Blake Nelson, The San Diego Union-Tribune on

Published in News & Features

Several months ago, San Diego County asked if any seniors needed help making their rent. Officials had enough money for 222 people.

Nearly 10 times that many applied.

The surge in interest highlights a key part of the region's homelessness crisis: Many elderly residents are at risk of losing, or have already lost, the roofs over their heads.

"The No. 1 need for older adults in housing is just a few hundred dollars a month," said Melinda Forstey, chief operating officer of the nonprofit Serving Seniors. "Five hundred dollars a month would have kept the majority of the seniors from losing their housing in the first place."

The newest data on homelessness countywide offers similarly sobering numbers.

Just last month, nearly 8,500 people who were at least 55 participated in a supportive service, according to the Regional Task Force on Homelessness.
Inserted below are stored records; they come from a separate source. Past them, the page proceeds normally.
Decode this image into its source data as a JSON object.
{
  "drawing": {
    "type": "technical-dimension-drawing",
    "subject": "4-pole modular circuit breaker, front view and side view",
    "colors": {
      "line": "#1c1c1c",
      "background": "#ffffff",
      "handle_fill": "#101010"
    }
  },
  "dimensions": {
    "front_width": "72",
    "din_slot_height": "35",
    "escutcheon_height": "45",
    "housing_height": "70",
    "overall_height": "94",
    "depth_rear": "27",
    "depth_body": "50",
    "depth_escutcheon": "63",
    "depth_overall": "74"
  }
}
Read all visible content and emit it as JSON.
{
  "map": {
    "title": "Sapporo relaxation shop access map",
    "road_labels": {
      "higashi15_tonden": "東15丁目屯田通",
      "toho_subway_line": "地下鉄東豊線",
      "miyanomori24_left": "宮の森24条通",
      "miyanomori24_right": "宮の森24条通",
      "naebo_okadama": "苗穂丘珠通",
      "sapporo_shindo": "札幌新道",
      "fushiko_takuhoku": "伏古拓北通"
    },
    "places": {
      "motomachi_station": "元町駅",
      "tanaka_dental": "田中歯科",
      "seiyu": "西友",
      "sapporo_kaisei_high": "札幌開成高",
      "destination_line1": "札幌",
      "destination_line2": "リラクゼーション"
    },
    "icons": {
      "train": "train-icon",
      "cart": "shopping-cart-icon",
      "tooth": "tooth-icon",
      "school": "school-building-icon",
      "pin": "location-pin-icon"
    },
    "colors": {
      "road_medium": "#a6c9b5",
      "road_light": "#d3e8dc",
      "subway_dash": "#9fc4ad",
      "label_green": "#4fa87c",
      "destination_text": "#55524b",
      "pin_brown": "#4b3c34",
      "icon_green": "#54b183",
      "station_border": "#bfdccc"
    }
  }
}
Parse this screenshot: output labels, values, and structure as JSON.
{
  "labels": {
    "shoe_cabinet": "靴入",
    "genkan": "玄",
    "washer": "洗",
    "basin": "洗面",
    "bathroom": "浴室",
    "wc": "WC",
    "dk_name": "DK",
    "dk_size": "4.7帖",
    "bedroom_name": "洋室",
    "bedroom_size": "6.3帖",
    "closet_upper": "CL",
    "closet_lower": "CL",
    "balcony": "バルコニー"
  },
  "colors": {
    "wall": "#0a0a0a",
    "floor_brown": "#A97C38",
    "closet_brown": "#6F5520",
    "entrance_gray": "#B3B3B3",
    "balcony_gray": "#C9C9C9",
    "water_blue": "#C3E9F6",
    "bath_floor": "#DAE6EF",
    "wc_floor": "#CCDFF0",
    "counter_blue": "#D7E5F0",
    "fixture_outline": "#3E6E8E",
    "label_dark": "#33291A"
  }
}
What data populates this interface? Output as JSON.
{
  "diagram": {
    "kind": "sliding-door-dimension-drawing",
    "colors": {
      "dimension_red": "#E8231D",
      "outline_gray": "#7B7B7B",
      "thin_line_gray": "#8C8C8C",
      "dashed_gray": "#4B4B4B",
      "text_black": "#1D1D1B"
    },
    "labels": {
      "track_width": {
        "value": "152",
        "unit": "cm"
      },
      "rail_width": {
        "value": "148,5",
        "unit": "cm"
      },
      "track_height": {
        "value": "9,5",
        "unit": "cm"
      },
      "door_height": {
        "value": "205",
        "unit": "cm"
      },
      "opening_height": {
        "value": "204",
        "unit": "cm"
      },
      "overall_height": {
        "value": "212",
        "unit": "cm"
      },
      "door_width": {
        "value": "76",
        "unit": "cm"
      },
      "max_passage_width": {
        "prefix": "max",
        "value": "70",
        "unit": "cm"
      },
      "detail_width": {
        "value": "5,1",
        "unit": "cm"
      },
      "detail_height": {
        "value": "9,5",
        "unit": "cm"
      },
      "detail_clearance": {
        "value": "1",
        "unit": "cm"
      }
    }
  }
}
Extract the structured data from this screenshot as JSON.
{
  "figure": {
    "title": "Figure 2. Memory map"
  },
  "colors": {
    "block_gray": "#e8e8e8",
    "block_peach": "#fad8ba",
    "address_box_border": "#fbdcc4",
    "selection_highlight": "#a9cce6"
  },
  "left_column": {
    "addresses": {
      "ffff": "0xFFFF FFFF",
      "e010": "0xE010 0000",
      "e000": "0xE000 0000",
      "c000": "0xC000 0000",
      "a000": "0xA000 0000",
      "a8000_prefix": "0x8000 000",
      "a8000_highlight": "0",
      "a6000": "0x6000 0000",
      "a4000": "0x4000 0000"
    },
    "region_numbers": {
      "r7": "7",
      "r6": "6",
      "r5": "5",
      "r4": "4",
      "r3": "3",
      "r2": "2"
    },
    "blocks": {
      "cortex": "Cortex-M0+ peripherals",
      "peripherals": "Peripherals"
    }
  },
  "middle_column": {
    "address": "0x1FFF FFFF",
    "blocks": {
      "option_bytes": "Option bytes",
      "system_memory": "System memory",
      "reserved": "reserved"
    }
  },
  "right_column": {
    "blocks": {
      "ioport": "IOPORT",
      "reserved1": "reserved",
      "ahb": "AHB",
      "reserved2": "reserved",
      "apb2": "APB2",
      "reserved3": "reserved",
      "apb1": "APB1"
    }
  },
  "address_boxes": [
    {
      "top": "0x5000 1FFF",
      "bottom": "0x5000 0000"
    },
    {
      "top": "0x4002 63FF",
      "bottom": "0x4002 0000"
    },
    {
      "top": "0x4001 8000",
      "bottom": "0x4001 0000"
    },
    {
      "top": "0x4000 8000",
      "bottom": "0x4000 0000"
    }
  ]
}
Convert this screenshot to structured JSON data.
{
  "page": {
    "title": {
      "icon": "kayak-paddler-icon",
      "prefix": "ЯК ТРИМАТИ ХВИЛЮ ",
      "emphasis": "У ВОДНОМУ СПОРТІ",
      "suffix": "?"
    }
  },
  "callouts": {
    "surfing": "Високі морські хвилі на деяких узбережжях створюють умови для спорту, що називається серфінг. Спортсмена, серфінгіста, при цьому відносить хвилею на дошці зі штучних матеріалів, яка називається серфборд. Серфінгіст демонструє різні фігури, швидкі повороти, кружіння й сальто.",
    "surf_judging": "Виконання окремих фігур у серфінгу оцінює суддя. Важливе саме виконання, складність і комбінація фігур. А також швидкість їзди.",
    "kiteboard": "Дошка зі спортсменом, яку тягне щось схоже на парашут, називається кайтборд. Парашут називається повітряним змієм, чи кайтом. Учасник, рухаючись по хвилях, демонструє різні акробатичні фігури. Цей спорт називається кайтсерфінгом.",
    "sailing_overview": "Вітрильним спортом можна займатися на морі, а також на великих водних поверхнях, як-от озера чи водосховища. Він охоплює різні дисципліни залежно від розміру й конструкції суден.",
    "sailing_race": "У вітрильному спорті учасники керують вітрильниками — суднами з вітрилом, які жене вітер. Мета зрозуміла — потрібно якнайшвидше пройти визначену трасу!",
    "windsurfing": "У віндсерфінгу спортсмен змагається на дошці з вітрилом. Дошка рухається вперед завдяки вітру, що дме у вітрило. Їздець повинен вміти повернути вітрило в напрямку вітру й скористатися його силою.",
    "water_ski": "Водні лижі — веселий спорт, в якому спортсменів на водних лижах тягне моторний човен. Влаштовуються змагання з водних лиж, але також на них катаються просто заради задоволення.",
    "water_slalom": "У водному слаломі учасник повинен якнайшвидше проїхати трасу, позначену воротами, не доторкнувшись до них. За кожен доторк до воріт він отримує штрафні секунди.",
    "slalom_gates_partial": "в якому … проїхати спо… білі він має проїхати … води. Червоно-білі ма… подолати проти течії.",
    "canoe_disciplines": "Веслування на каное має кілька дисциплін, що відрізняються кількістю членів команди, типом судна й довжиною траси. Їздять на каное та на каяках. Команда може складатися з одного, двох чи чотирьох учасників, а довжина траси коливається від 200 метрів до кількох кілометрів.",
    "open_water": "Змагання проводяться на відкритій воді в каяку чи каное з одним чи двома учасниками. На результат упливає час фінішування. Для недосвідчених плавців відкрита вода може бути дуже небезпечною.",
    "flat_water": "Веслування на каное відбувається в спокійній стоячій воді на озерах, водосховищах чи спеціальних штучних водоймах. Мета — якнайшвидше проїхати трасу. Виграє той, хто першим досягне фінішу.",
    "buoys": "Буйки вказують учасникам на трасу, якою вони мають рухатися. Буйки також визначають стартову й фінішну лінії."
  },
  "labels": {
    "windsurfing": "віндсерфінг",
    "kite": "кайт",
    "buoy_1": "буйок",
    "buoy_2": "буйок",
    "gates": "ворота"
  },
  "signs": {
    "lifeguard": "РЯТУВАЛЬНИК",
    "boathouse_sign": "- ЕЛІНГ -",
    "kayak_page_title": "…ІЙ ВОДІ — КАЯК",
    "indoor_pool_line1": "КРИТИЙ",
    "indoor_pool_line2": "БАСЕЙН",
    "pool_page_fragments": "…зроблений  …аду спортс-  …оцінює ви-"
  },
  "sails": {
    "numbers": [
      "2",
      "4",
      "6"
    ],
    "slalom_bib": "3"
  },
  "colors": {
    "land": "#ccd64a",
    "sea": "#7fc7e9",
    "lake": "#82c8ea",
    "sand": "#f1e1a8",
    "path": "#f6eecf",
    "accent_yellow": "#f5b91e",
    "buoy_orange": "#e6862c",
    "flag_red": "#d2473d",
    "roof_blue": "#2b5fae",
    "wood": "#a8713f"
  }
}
Only 190 found housing.


Overall, the number of people experiencing homelessness for the first time (nearly 1,500) again outpaced those who got shelter (about 730).

That reality has left many nonprofit and elected leaders looking for ways to keep older residents, many of whom are on fixed incomes, in their existing homes.

There were 2,197 applications for the county's rental assistance pilot program, according to spokesperson Tim McClain.

Applicants had to meet several benchmarks, including spending most of their budgets on housing and having overall earnings that were no more than half the Area Median Income. For a person living alone, that would mean making $48,250 or less a year.